Over the past 15 years, the company, together with partners
such as the World Wide Fund for Nature (WWF), the United
Nations Children’s Fund (UNICEF) and Save the Children, has
developed a broad-ranging environmental and social
program.
• Wood is one the main raw materials in IKEA’s furniture
products, and the company’s contribution to more
sustainable forest management can be seen in the company’s
IWAY Forestry Standard, which contains basic requirements
for all suppliers that supply solid wood, layer-glued veneer
and plywood. Among these minimum requirements IKEA has
established that the wood must not come from forests that
are harvested illegally or related to social conflicts, with
suppliers required to verify compliance.
20. Sustainability
• Cotton, another main raw material necessary
in the manufacture of IKEA’s textiles, is also
subject to policies that promote its sustainable
production. One hundred per cent of the
cotton used for IKEA products now comes from
more sustainable sources. IKEA has partnered
with WWF in order to provide hands-on
training and support for approximately 60 000
farmers in Pakistan and India, two of IKEA’s
main cotton-sourcing countries. Training on
better cotton-farming practices includes
reduced use of chemical pesticides, lower
consumption of water and a reduction in the
use of chemical fertilisers.
21. Sustainability
• IKEA believes it can help reduce the
carbon-dioxide emissions of its own
operations while supporting its
customers’ efforts to live sustainably.
IKEA buildings are home to over 750
000 solar panels and 416 wind
turbines, which together generate 73
per cent of the energy used in the
company’s operations. Five key
IKEA markets now offer solar-energy
systems to their customers, in
addition to the company’s ongoing
promotion of LED bulbs.
22. Sustainability
• IKEA’s Social Initiative was enacted in 2005 to
promote the rights of every child to a healthy, secure
childhood and access to quality education. As part of
the Initiative, IKEA works with two leading global
organisations for children’s rights, UNICEF and Save
the Children. IKEA invests in a range of programs
with a holistic approach to having an impact on the
lives of children, concentrating its longterm
commitments in South Asia – especially in India,
which is an important supplier to the company and
where children’s needs are dire and child labour is
prevalent. A similar program involves the company’s
SUNNAN solar-powered lamp. For every SUNNAN
lamp sold in IKEA stores, a similar lamp is provided
to enable children in homes without electricity to do
their homework.
23. Ikea vision
• IKEA’s vision is ‘to create a better
everyday life for the many people’. It
wants to offer good-quality, durable and
functional home-furnishing products.
The company is just as committed to
making the world better with its various
sustainability initiatives and
humanitarian efforts.
24. Tutorial 8- questions
1. How standardization benefits a business process and commercialisation?

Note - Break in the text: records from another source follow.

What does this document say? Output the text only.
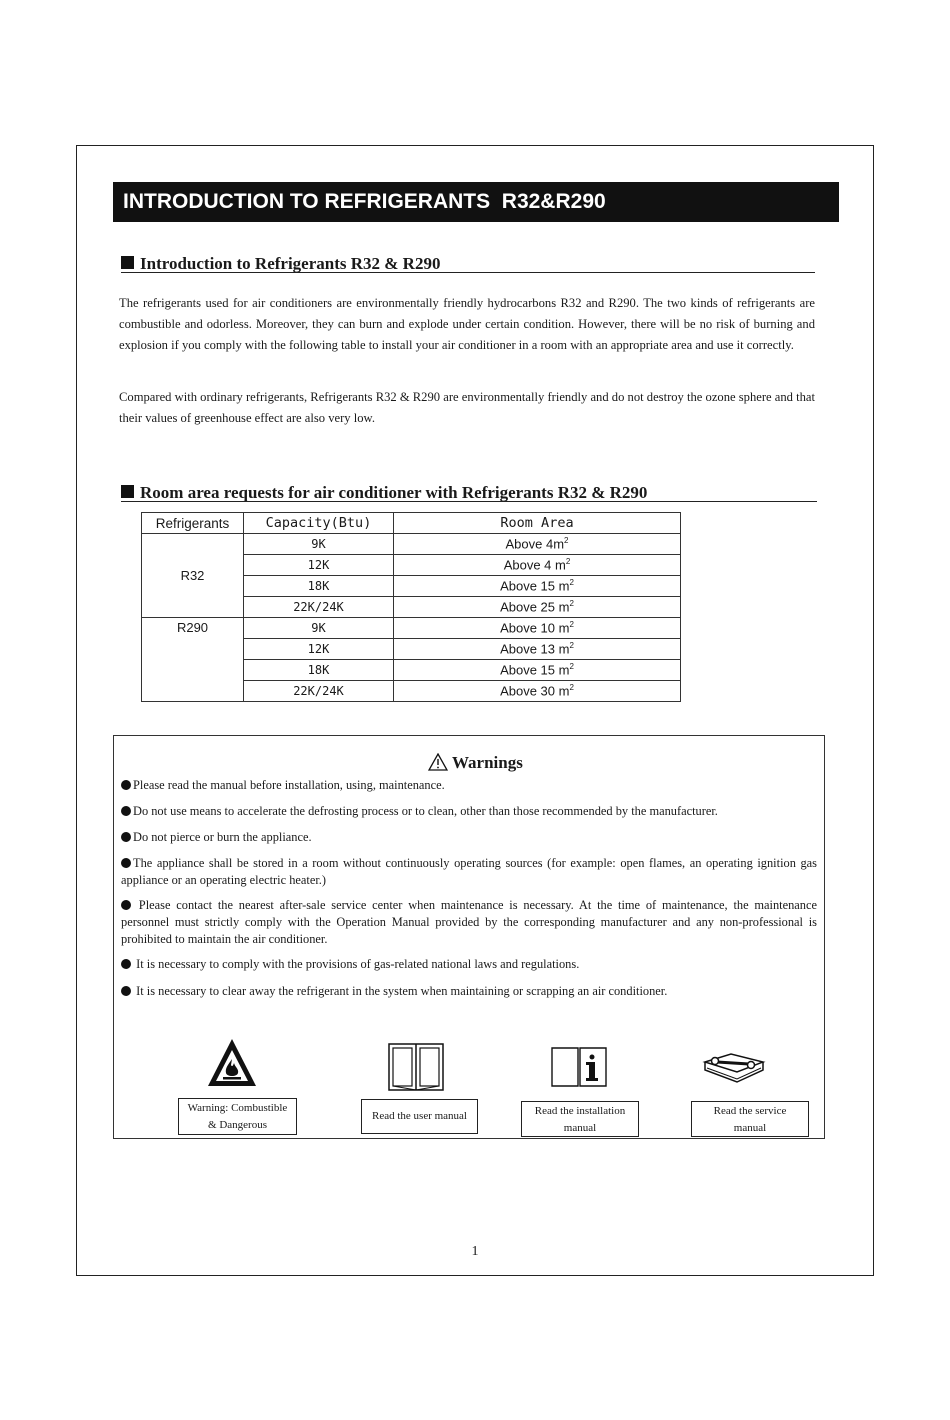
INTRODUCTION TO REFRIGERANTS  R32&R290
Introduction to Refrigerants R32 & R290
The refrigerants used for air conditioners are environmentally friendly hydrocarbons R32 and R290. The two kinds of refrigerants are combustible and odorless. Moreover, they can burn and explode under certain condition. However, there will be no risk of burning and explosion if you comply with the following table to install your air conditioner in a room with an appropriate area and use it correctly.
Compared with ordinary refrigerants, Refrigerants R32 & R290 are environmentally friendly and do not destroy the ozone sphere and that their values of greenhouse effect are also very low.
Room area requests for air conditioner with Refrigerants R32 & R290
Refrigerants	Capacity(Btu)	Room Area
R32	9K	Above $4m^2$
	12K	Above 4 $m^2$
	18K	Above 15 $m^2$
	22K/24K	Above 25 $m^2$
R290	9K	Above 10 $m^2$
	12K	Above 13 $m^2$
	18K	Above 15 $m^2$
	22K/24K	Above 30 $m^2$
Warnings
Please read the manual before installation, using, maintenance.
Do not use means to accelerate the defrosting process or to clean, other than those recommended by the manufacturer.
Do not pierce or burn the appliance.
The appliance shall be stored in a room without continuously operating sources (for example: open flames, an operating ignition gas appliance or an operating electric heater.)
Please contact the nearest after-sale service center when maintenance is necessary. At the time of maintenance, the maintenance personnel must strictly comply with the Operation Manual provided by the corresponding manufacturer and any non-professional is prohibited to maintain the air conditioner.
It is necessary to comply with the provisions of gas-related national laws and regulations.
It is necessary to clear away the refrigerant in the system when maintaining or scrapping an air conditioner.
Warning: Combustible
& Dangerous
Read the user manual	Read the installation
manual
Read the service
manual
1
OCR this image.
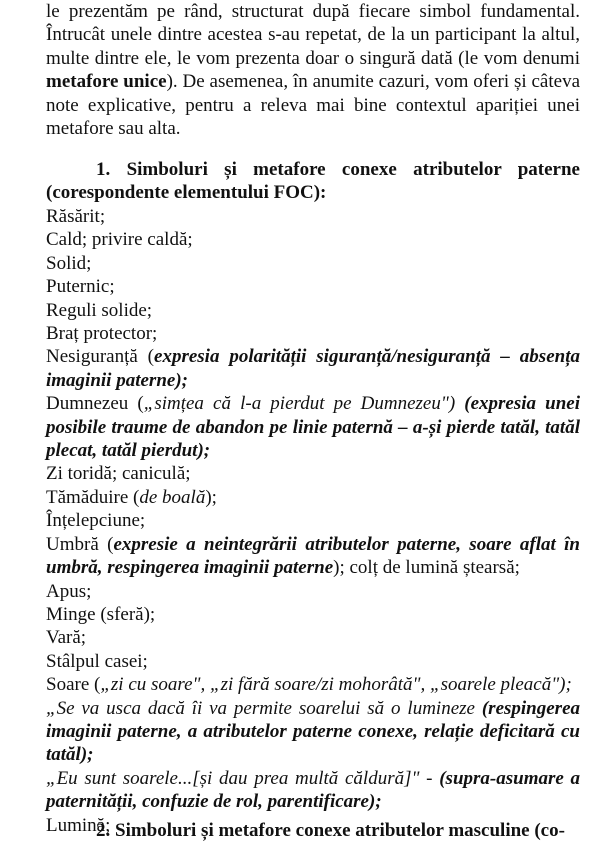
le prezentăm pe rând, structurat după fiecare simbol fundamental. Întrucât unele dintre acestea s-au repetat, de la un participant la altul, multe dintre ele, le vom prezenta doar o singură dată (le vom denumi metafore unice). De asemenea, în anumite cazuri, vom oferi și câteva note explicative, pentru a releva mai bine contextul apariției unei metafore sau alta.

1. Simboluri și metafore conexe atributelor paterne (corespondente elementului FOC):

Răsărit;
Cald; privire caldă;
Solid;
Puternic;
Reguli solide;
Braț protector;
Nesiguranță (expresia polarității siguranță/nesiguranță – absența imaginii paterne);
Dumnezeu („simțea că l-a pierdut pe Dumnezeu") (expresia unei posibile traume de abandon pe linie paternă – a-și pierde tatăl, tatăl plecat, tatăl pierdut);
Zi toridă; caniculă;
Tămăduire (de boală);
Înțelepciune;
Umbră (expresie a neintegrării atributelor paterne, soare aflat în umbră, respingerea imaginii paterne); colț de lumină ștearsă;
Apus;
Minge (sferă);
Vară;
Stâlpul casei;
Soare („zi cu soare", „zi fără soare/zi mohorâtă", „soarele pleacă");
„Se va usca dacă îi va permite soarelui să o lumineze (respingerea imaginii paterne, a atributelor paterne conexe, relație deficitară cu tatăl);
„Eu sunt soarele...[și dau prea multă căldură]" - (supra-asumare a paternității, confuzie de rol, parentificare);
Lumină;

2. Simboluri și metafore conexe atributelor masculine (co-
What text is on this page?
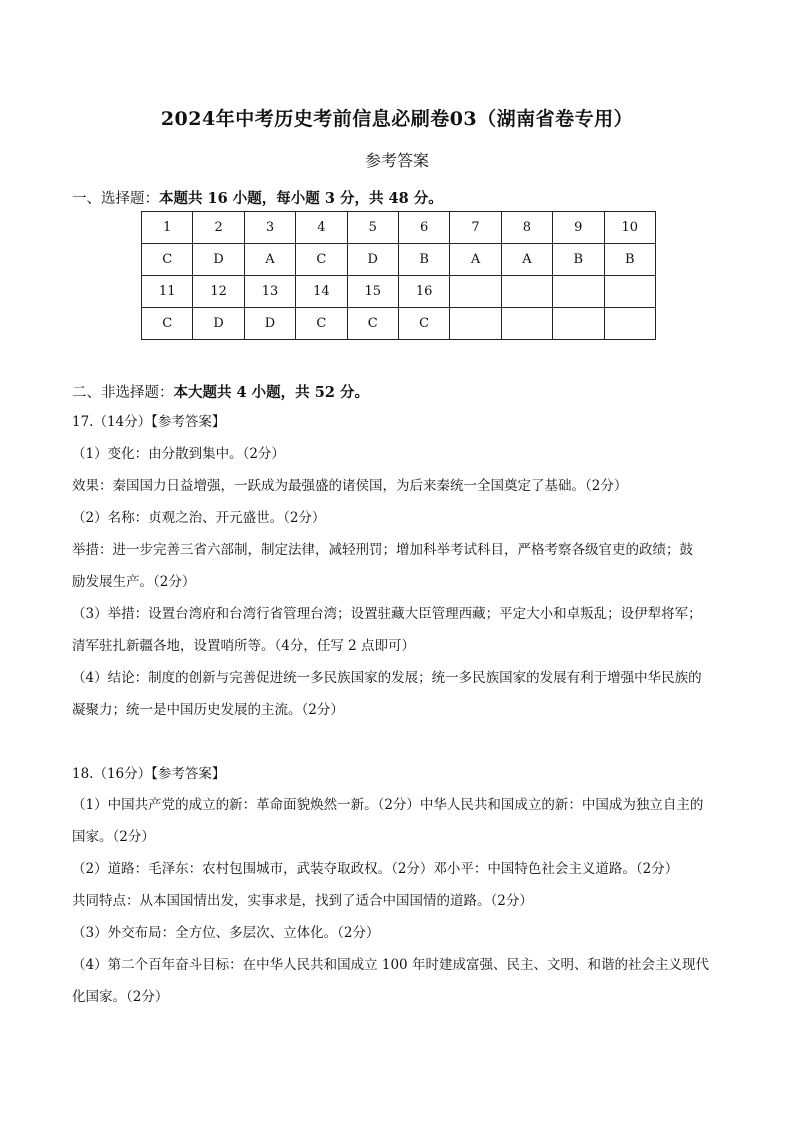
2024年中考历史考前信息必刷卷03（湖南省卷专用）
参考答案
一、选择题：本题共 16 小题，每小题 3 分，共 48 分。
1	2	3	4	5	6	7	8	9	10
C	D	A	C	D	B	A	A	B	B
11	12	13	14	15	16				
C	D	D	C	C	C				
二、非选择题：本大题共 4 小题，共 52 分。
17.（14分）【参考答案】
（1）变化：由分散到集中。（2分）
效果：秦国国力日益增强，一跃成为最强盛的诸侯国，为后来秦统一全国奠定了基础。（2分）
（2）名称：贞观之治、开元盛世。（2分）
举措：进一步完善三省六部制，制定法律，减轻刑罚；增加科举考试科目，严格考察各级官吏的政绩；鼓
励发展生产。（2分）
（3）举措：设置台湾府和台湾行省管理台湾；设置驻藏大臣管理西藏；平定大小和卓叛乱；设伊犁将军；
清军驻扎新疆各地，设置哨所等。（4分，任写 2 点即可）
（4）结论：制度的创新与完善促进统一多民族国家的发展；统一多民族国家的发展有利于增强中华民族的
凝聚力；统一是中国历史发展的主流。（2分）
18.（16分）【参考答案】
（1）中国共产党的成立的新：革命面貌焕然一新。（2分）中华人民共和国成立的新：中国成为独立自主的
国家。（2分）
（2）道路：毛泽东：农村包围城市，武装夺取政权。（2分）邓小平：中国特色社会主义道路。（2分）
共同特点：从本国国情出发，实事求是，找到了适合中国国情的道路。（2分）
（3）外交布局：全方位、多层次、立体化。（2分）
（4）第二个百年奋斗目标：在中华人民共和国成立 100 年时建成富强、民主、文明、和谐的社会主义现代
化国家。（2分）
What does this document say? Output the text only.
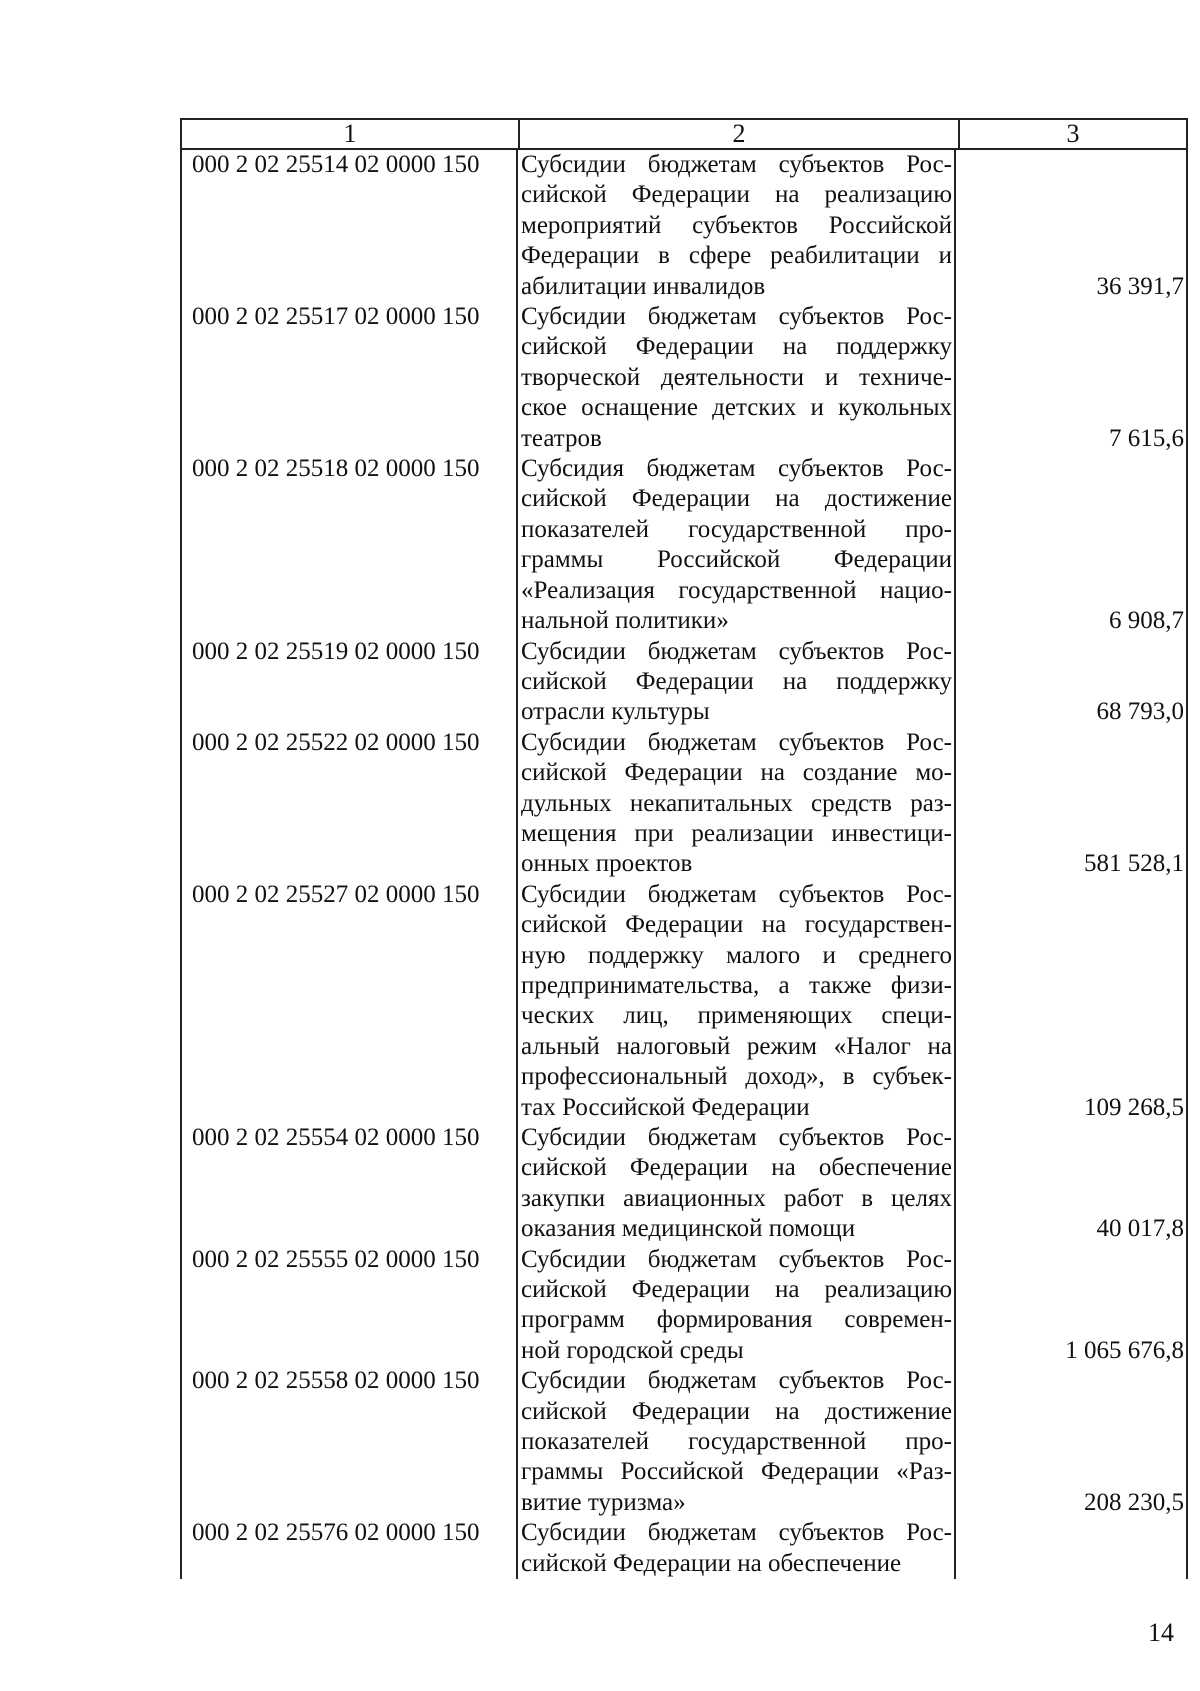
1	2	3
000 2 02 25514 02 0000 150	Субсидии бюджетам субъектов Рос-
сийской Федерации на реализацию
мероприятий субъектов Российской
Федерации в сфере реабилитации и
абилитации инвалидов	36 391,7
000 2 02 25517 02 0000 150	Субсидии бюджетам субъектов Рос-
сийской Федерации на поддержку
творческой деятельности и техниче-
ское оснащение детских и кукольных
театров	7 615,6
000 2 02 25518 02 0000 150	Субсидия бюджетам субъектов Рос-
сийской Федерации на достижение
показателей государственной про-
граммы Российской Федерации
«Реализация государственной нацио-
нальной политики»	6 908,7
000 2 02 25519 02 0000 150	Субсидии бюджетам субъектов Рос-
сийской Федерации на поддержку
отрасли культуры	68 793,0
000 2 02 25522 02 0000 150	Субсидии бюджетам субъектов Рос-
сийской Федерации на создание мо-
дульных некапитальных средств раз-
мещения при реализации инвестици-
онных проектов	581 528,1
000 2 02 25527 02 0000 150	Субсидии бюджетам субъектов Рос-
сийской Федерации на государствен-
ную поддержку малого и среднего
предпринимательства, а также физи-
ческих лиц, применяющих специ-
альный налоговый режим «Налог на
профессиональный доход», в субъек-
тах Российской Федерации	109 268,5
000 2 02 25554 02 0000 150	Субсидии бюджетам субъектов Рос-
сийской Федерации на обеспечение
закупки авиационных работ в целях
оказания медицинской помощи	40 017,8
000 2 02 25555 02 0000 150	Субсидии бюджетам субъектов Рос-
сийской Федерации на реализацию
программ формирования современ-
ной городской среды	1 065 676,8
000 2 02 25558 02 0000 150	Субсидии бюджетам субъектов Рос-
сийской Федерации на достижение
показателей государственной про-
граммы Российской Федерации «Раз-
витие туризма»	208 230,5
000 2 02 25576 02 0000 150	Субсидии бюджетам субъектов Рос-
сийской Федерации на обеспечение
14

2. What has allowed IKEA to be successful with a relatively standardised
product and product line?
3. How does the experiential marketing approach help improve sales in Ikea?
4. Which features of ‘young people of all ages’ are universal and can be
exploited by a global/regional strategy?
5. How does CSR attract customers?
6. IKEA’s Social Initiative was created to manage the company’s social
involvements on a global level. Why?